Unemployment, furlough, short hours working and mental health

Although the most commonly discussed consequences of unemployment are financial, there is also long-standing recognition of the psychological benefits of work – and the detrimental effects of its removal.  Marie Jahoda argued that employment is more than a source of income, providing latent socio-psychological benefits such as time structure, collective purpose and social contacts, identity and physical and mental activity. It is the loss of such benefits that damages both well-being and mental health when individuals are out of work.

Recent UK and EU studies show that even a day’s work can have a positive impact on mental health. Indeed, the number of hours worked appears to have little impact; regardless of whether individuals worked eight hours or 48 hours a week, their mental health was markedly better than those with zero hours of work (Buttersworth et al, 2012). In contrast to being unemployed, working reduced hours may therefore  still provide some socio-psychological benefits. This raises the possibility that shorter working time initiatives introduced at the onset of the pandemic might be associated with better mental health outcomes, compared to policies in which all work was removed.

Additionally, under furlough schemes introduced during the pandemic, many workers had the experience of being paid whilst having no hours of work. The impact of this on mental health is an under-investigated phenomenon. A small scale study by McKenna and Fryer on temporarily laid-off male factory workers in the 1980s did explore these issues. Whilst there are some important differences between the pandemic furlough schemes and their study, they found that compared to men who were made unemployed temporarily laid-off men had significantly better mental health outcomes. In our research, we drew on this work to ask: do workers furloughed at the onset of the pandemic have better mental health outcomes than those losing or leaving paid work, but poorer mental health than those continuing to work full-time?

Gender differences in the impact of working hours and furlough on mental health

We analysed data from a large sample of working age women and men who participated in the UK Household Longitudinal Study/ (UKHLS) between 2018 and 2020, and the first wave of the Understanding Society COVID-19 study in April 2020. Our findings revealed that overall the pandemic impacted workers’ health negatively; the mental health of workers did decline during the first months of the pandemic.

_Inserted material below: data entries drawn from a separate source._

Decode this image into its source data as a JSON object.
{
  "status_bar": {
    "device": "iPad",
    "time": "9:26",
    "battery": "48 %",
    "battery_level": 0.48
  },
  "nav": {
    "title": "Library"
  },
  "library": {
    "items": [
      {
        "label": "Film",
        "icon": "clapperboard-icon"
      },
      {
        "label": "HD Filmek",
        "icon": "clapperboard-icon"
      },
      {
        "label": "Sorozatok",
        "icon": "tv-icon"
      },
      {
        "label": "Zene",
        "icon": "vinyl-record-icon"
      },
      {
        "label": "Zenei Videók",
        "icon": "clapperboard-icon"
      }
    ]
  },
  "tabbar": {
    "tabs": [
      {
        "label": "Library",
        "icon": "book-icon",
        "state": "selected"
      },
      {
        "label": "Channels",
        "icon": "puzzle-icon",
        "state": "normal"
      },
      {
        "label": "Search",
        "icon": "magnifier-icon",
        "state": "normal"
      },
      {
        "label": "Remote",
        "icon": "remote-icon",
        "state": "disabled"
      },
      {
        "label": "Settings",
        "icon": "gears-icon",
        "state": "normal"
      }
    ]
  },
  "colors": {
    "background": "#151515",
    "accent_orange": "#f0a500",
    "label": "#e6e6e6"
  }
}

However, the decline was more intense for women regardless of their employment status. This is most likely to be due to high levels of uncertainty in a crisis situation because women may be burdened with parental and household obligations more intensely, potentially creating role conflict or disengagement.

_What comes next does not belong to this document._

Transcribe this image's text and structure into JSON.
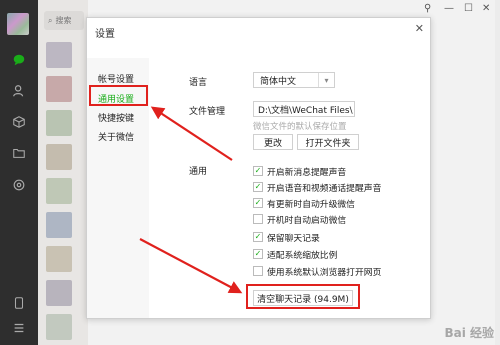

For male workers, the worst possible change in employment status during an economic downturn is to leave or lose paid work totally, implying that those who lost their paid work faced significant negative impact upon their mental health when compared to those still in work. For men, the mental health decline was only significant for those lost/left paid work, but not significant for those in various forms of employment such as furlough, shorter working hours, full-time or part-time employment

By contrast, in our study women who remained in paid work, including being furloughed, experienced a nearly identical decline in mental health to women who left/lost paid work.

The reasons for this are not clear.  Statistical analysis shows that the changes in housework hours before and at the onset of the COVID-19 were not significantly different between men and women. Thus, women’s mental health decline at the onset of the pandemic should be attributed to other factors.  For example,  research suggests that women were more likely than men to lose jobs during the onset of the pandemic (Adams-Prassl et al., 2020b), therefore furlough might have been more likely to induce job insecurity, anxiety and stress in women compared to men. In addition, other stressors such as intensive emotional labour, anxiety about childcare, or work-life conflicts overall (rather than due to the newly imposed pandemic circumstances), could have also contributed to the decline in women’s mental health.

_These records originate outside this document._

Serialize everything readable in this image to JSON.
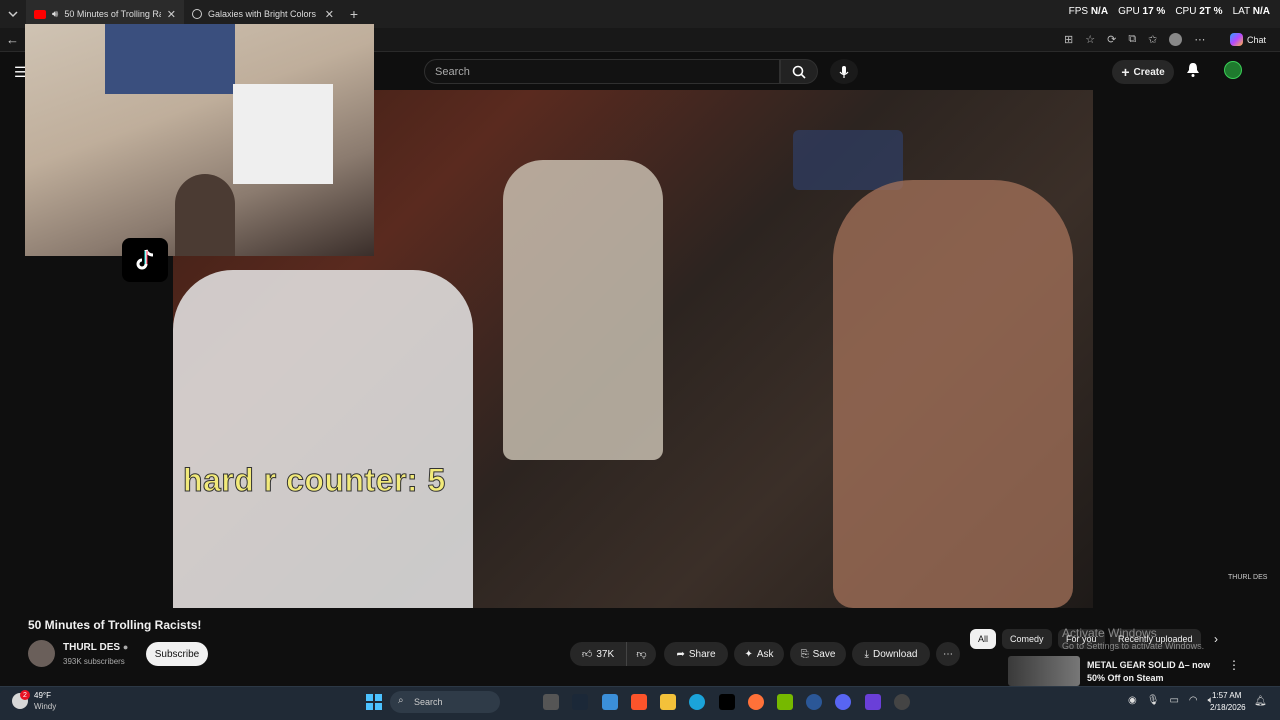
{
  "browser": {
    "tabs": [
      {
        "label": "50 Minutes of Trolling Racists",
        "icon": "youtube-icon",
        "active": true
      },
      {
        "label": "Galaxies with Bright Colors",
        "icon": "globe-icon",
        "active": false
      }
    ],
    "new_tab_label": "+",
    "stats": {
      "fps_label": "FPS",
      "fps_value": "N/A",
      "gpu_label": "GPU",
      "gpu_value": "17 %",
      "cpu_label": "CPU",
      "cpu_value": "2T %",
      "lat_label": "LAT",
      "lat_value": "N/A"
    },
    "chat_label": "Chat"
  },
  "youtube": {
    "search_placeholder": "Search",
    "create_label": "Create",
    "overlay_caption": "hard r counter: 5",
    "watermark": "THURL DES",
    "video_title": "50 Minutes of Trolling Racists!",
    "channel_name": "THURL DES",
    "subscribers": "393K subscribers",
    "subscribe_label": "Subscribe",
    "likes": "37K",
    "share_label": "Share",
    "ask_label": "Ask",
    "save_label": "Save",
    "download_label": "Download",
    "chips": [
      "All",
      "Comedy",
      "For you",
      "Recently uploaded"
    ],
    "recommendation_title": "METAL GEAR SOLID Δ– now 50% Off on Steam"
  },
  "windows": {
    "activate_title": "Activate Windows",
    "activate_sub": "Go to Settings to activate Windows.",
    "weather_temp": "49°F",
    "weather_desc": "Windy",
    "weather_badge": "2",
    "taskbar_search": "Search",
    "time": "1:57 AM",
    "date": "2/18/2026"
  },
  "colors": {
    "youtube_red": "#ff0000",
    "accent_yellow": "#f2ea7a",
    "taskbar": "#202a36"
  }
}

These findings have important implications. Fiscal support packages and labour market measures, such as furlough and reduced working time (reducing employees working hours without subsidizing the lost income) do have important impacts upon mental health, and potentially different implications in terms of gender equality and related policies. There remains an evidence gap on these issues, with attention focusing on other ‘outcomes. Our findings highlight that policy initiatives aimed at preventing job losses during the pandemic are important not only for economic and business reasons, but because of how they impact workers’ mental health.